The system is designed to make it as easy as possible to create multisurface composites that have proper contacts and proper contours. The bands are manufactured to re-create the contour of the tooth while the rings, made of nitinol (ni-ti), open easily yet contract with a significant force. These rings allow for easy placement yet due to the ni-ti they hold the bands exceptionally well. This incredible material also creates pressure that slightly separates the adjacent teeth. When the ring is removed, the periodontal ligament rebounds, returning the teeth to their original position and in the process creating a snug and ideal contact. Basically, the form of the band creates ideal contours while the ring allows for ideal contacts.

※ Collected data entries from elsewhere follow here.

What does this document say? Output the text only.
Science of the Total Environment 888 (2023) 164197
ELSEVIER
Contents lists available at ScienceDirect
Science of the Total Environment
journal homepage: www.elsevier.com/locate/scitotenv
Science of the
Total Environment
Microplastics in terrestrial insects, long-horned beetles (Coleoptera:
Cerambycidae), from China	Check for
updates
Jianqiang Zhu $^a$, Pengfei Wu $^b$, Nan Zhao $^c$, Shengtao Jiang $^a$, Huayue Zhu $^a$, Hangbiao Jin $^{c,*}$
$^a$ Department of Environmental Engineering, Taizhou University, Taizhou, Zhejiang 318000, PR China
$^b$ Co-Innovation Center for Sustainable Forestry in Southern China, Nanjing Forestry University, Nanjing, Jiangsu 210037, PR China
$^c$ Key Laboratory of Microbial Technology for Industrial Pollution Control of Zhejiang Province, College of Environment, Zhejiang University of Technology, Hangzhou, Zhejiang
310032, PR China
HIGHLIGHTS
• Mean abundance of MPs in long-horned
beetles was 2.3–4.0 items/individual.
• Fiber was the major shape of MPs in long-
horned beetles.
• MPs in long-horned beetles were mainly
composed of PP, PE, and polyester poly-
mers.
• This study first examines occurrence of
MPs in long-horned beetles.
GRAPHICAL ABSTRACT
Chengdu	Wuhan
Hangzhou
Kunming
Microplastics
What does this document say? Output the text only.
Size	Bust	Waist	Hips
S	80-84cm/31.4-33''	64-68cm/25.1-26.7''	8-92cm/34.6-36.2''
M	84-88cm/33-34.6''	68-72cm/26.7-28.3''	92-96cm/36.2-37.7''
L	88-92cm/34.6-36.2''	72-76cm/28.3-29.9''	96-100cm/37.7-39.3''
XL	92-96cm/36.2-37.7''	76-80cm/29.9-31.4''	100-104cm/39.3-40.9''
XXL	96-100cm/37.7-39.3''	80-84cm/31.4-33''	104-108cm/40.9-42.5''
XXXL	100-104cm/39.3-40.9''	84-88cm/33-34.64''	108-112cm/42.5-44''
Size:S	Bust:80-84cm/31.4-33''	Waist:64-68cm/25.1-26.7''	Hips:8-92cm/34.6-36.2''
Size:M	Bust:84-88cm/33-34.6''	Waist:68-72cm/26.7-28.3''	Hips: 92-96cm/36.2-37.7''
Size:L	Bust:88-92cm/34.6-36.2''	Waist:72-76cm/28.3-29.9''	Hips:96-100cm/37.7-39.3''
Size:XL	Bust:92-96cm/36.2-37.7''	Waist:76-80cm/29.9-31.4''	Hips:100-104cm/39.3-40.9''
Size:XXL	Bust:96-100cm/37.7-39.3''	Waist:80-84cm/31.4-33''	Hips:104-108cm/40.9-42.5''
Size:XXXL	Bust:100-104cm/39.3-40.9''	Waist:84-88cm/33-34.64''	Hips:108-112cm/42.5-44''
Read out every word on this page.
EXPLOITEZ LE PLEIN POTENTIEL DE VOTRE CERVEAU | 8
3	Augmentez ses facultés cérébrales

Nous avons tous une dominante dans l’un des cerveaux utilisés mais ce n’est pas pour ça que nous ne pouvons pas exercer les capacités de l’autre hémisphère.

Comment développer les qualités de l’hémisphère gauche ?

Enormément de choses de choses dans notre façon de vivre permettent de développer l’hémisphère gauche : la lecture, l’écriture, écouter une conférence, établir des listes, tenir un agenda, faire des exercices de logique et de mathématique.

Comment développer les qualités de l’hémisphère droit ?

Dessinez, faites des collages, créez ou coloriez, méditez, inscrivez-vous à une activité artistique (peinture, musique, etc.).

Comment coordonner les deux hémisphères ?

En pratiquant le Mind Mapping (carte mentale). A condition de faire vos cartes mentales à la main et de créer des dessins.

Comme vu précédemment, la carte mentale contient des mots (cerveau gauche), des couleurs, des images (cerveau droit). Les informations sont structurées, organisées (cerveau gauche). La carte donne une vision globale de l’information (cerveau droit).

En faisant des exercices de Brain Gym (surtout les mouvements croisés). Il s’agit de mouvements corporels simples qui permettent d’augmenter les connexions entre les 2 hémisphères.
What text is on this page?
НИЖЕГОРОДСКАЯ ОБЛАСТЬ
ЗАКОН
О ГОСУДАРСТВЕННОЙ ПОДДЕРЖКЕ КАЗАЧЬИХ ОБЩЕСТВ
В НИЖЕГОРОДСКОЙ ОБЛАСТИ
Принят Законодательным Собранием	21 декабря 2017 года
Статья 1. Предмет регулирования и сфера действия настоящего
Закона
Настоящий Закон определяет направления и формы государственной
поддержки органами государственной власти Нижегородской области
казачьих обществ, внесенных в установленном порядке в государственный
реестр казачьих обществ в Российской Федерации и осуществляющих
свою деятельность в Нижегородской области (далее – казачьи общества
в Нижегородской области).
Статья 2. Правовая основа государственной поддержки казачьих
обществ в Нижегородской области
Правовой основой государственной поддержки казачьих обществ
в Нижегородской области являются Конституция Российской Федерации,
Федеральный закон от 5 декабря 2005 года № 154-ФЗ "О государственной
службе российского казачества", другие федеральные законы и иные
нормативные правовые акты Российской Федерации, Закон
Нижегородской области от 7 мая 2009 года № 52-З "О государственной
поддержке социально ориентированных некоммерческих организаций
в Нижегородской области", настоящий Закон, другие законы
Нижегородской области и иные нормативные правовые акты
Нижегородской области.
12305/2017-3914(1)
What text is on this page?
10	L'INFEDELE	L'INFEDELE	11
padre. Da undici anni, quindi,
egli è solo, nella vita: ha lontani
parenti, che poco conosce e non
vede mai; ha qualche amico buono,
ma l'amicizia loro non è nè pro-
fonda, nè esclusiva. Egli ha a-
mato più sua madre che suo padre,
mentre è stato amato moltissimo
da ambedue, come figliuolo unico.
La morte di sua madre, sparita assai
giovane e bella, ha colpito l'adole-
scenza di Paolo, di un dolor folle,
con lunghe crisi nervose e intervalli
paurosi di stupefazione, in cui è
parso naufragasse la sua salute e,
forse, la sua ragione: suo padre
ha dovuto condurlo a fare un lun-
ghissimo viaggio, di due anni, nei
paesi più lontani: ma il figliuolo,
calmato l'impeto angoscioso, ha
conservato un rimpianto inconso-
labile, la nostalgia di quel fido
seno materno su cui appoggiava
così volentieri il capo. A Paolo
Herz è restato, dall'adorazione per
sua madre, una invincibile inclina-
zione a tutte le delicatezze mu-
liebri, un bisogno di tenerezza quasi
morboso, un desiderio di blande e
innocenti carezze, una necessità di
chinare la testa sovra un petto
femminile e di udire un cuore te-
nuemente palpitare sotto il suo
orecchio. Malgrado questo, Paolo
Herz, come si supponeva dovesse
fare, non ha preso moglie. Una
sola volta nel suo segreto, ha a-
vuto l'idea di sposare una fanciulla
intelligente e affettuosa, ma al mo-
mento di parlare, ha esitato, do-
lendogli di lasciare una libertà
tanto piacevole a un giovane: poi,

The wedges are also key. The underside is a V shape and is formed out of a flexible polymer. The V and the polymer allow the band to have flexibility. This allows the wedge to slide easily against the band, and the wedge can bend inward at the greatest curvature of the gingival box while also expanding as it enters and exits the area. The result is a gingival margin that is sealed with minimal chance of an overhang because the wedge allows the band to perfectly contour to the gingival margin.

Wrapping Up

What I’ve hoped to accomplish here is to encourage you to try some new things that have worked well for me. Dentistry is a constantly changing landscape, and there are lots of things coming to market that can really impact our abilities, our stress levels, and our clinical outcomes. If you are looking for better ways to help make your treatment better, I encourage you to step just a bit outside your comfort zone and give some new things and new ways a try. Progress continues unabated and we need to change simply to stay current. See you next month!